A 1918 advertisement for Becker’s Best Beer from Utah’s Becker Brewing & Malting Company, featuring Ty Cobb, the ad said:
“Baseball is the National Pastime. Beer is the National Drink”
It also included testimonials from “two of the leading baseball men of America as to True Temperance.”
As a result of the World War I “Food and Fuel Control Act,” malt beverages were mandated to contain less than 2.75% alcohol; brewers were trying to highlight the non intoxicating aspects of their current products as a wartime ban on the brewing of all beer was on the horizon (eventually that ban was adjusted to allow brewing of “non-alcoholic malt beverages).
The featured letters were from Brooklyn Robins President Charles Ebbets and New York Yankees Trainer John Burke to The New York Evening Journal regarding the paper’s invitation to a dinner honoring the ball clubs. Ebbet’s wrote:
“I accept with pleasure for my team the invitation to dine…We would suggest a simple dinner, with light beer and no stimulant. That is out idea of the proper drink for athlete in training.”
Burke wrote:
“May I suggest in regard to the dinner , that men, while the season is on, lead very temperate lives. If you will give them a good American dinner, with plain American Beer, they will appreciate it.”

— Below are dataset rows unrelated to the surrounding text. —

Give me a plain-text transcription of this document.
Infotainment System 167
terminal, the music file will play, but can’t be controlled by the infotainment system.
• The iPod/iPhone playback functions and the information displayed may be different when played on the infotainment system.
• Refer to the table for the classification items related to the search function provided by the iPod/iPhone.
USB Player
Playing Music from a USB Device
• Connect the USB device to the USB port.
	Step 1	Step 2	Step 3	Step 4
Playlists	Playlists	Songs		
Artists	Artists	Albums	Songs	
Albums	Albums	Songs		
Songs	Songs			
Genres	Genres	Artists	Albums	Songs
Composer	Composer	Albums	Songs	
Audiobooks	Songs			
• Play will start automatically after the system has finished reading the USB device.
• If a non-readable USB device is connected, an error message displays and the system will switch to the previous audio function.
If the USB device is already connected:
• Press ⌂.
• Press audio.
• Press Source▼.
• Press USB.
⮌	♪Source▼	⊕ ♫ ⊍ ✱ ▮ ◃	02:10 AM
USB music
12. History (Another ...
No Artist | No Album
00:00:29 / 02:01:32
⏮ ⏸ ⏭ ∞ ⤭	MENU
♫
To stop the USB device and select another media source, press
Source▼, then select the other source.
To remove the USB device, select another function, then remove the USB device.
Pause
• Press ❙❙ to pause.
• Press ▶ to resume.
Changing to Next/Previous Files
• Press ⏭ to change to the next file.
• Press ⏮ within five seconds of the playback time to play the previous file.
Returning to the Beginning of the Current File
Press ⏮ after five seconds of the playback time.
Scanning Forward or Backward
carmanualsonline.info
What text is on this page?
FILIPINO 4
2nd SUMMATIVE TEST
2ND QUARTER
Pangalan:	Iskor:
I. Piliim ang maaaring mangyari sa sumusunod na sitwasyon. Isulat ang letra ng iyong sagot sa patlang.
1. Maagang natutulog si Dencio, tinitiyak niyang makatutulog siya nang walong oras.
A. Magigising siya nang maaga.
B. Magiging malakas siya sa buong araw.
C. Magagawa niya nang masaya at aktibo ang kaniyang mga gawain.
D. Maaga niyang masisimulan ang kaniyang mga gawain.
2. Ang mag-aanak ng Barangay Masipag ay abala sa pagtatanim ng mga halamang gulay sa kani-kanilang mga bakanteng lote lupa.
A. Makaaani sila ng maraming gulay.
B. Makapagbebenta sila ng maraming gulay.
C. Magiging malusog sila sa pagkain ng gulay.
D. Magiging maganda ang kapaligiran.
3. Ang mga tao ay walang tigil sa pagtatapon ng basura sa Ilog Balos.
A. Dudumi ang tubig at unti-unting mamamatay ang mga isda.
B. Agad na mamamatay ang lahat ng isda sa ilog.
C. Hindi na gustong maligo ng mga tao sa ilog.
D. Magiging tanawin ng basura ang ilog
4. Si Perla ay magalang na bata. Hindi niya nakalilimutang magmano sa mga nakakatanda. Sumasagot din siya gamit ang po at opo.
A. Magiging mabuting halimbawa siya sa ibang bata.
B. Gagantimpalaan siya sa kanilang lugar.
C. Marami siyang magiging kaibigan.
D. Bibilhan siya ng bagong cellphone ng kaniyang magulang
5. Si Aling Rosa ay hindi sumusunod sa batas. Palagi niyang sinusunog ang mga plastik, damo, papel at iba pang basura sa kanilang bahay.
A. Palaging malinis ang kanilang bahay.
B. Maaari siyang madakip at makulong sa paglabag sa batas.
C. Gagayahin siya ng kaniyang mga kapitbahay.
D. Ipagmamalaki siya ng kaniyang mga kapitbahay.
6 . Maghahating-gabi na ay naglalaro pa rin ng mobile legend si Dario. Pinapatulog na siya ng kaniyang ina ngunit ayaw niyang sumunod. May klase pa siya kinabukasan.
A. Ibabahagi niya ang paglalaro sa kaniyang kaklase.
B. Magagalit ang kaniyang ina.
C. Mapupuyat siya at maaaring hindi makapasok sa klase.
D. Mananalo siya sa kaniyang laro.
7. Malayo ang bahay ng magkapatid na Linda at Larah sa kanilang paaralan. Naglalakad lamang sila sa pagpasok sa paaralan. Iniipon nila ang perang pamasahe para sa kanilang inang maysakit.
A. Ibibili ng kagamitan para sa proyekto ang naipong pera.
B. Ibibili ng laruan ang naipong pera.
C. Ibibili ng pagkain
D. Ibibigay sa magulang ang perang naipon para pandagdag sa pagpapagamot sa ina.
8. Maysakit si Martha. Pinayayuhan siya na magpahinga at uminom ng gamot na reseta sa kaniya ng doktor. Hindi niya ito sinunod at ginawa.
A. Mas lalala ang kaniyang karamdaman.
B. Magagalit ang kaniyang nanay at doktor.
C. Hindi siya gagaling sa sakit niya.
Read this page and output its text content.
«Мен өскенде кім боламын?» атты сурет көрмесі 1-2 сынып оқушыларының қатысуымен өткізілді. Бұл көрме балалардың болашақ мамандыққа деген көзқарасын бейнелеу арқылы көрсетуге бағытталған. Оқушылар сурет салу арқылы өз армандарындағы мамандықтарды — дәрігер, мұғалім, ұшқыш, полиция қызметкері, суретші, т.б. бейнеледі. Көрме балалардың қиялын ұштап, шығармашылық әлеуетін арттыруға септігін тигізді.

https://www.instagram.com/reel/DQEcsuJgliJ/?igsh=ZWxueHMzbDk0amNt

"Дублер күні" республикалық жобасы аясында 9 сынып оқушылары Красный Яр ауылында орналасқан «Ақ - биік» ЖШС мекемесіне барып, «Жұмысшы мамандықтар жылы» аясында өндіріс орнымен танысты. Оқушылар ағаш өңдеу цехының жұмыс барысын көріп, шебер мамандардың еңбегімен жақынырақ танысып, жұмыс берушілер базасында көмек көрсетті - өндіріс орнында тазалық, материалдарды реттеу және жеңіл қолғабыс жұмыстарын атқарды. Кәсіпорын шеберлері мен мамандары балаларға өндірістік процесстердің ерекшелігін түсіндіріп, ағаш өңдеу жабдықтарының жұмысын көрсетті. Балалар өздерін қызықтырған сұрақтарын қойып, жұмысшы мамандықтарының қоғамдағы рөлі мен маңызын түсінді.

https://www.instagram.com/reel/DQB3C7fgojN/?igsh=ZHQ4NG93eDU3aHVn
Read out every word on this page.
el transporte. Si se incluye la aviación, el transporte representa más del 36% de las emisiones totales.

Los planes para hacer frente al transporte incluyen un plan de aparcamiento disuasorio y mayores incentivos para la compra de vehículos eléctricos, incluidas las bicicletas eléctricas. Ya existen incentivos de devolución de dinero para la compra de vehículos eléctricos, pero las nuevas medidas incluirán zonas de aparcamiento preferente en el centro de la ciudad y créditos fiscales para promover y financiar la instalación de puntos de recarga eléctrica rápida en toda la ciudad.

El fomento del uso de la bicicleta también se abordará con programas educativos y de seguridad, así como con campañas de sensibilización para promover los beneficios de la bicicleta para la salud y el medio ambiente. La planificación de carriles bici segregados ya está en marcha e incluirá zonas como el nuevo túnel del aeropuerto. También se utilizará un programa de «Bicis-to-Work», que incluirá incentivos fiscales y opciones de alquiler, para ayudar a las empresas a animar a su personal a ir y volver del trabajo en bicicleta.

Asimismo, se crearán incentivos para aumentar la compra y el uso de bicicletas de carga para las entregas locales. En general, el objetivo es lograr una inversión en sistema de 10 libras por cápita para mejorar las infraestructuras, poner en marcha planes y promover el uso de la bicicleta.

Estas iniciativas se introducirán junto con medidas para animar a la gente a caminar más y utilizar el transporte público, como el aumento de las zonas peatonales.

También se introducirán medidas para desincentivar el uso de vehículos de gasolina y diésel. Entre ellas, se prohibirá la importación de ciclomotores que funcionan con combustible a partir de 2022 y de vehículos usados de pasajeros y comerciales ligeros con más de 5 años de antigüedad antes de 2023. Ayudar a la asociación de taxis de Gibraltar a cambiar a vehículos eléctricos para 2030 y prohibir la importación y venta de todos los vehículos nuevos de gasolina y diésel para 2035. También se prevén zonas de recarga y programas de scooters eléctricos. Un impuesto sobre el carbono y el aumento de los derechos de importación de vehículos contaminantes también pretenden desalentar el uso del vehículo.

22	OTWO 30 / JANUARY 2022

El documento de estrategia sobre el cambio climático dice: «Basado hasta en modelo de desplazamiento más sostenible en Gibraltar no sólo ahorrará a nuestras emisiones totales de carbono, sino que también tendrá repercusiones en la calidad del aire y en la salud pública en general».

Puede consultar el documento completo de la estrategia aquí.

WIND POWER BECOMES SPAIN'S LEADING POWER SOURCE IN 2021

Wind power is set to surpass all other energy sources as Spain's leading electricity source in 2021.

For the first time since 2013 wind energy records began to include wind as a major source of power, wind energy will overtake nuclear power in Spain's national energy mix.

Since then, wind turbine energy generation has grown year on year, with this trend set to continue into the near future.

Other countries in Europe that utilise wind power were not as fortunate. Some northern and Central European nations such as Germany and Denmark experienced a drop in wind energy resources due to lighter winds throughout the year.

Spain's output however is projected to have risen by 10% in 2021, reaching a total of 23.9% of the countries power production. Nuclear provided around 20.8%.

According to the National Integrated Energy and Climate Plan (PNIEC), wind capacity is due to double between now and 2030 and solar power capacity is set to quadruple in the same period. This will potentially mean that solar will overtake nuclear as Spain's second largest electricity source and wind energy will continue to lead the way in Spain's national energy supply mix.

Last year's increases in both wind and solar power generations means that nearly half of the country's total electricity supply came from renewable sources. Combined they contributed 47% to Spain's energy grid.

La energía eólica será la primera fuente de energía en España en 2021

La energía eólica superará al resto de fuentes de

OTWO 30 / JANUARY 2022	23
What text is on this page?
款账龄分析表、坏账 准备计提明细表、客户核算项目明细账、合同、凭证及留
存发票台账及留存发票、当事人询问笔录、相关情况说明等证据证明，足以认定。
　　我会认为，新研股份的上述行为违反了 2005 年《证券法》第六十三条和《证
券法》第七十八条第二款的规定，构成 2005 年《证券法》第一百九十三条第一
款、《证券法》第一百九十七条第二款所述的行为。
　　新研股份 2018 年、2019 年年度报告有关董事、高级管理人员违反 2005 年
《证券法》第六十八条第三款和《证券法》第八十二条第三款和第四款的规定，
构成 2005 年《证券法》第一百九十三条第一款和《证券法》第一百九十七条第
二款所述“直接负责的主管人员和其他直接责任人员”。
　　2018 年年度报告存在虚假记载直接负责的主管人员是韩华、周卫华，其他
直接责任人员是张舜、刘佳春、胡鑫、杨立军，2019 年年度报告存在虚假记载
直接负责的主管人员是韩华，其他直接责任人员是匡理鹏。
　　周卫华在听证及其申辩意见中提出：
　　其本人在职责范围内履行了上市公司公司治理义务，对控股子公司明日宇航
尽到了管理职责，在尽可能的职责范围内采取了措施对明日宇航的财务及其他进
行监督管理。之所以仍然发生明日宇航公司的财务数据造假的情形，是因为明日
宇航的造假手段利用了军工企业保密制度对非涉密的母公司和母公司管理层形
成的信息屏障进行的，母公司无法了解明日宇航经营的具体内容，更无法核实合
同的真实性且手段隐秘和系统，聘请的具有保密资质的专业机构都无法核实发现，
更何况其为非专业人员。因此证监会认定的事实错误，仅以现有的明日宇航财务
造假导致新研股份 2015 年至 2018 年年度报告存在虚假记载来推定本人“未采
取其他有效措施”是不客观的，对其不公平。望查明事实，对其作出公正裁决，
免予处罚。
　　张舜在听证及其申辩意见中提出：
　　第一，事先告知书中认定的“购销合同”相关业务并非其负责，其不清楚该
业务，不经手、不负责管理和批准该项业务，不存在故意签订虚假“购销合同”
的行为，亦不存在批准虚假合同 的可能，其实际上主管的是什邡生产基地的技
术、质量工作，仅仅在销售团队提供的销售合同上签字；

Becker Brewing & Malting, according to a 1919 issue of “Brewers Journal,” was among the company’s making “laudable efforts…to meet the adverse conditions which have been imposed under the veil of ‘war time’ prohibition” by bottling soft drinks and manufacturing “Becco, a cereal beverage.”
Ty Cobb no longer appeared in the ads.
That “cereal beverage” you speak of may be Malta. I always get the stuff when I see a random Jamaican store.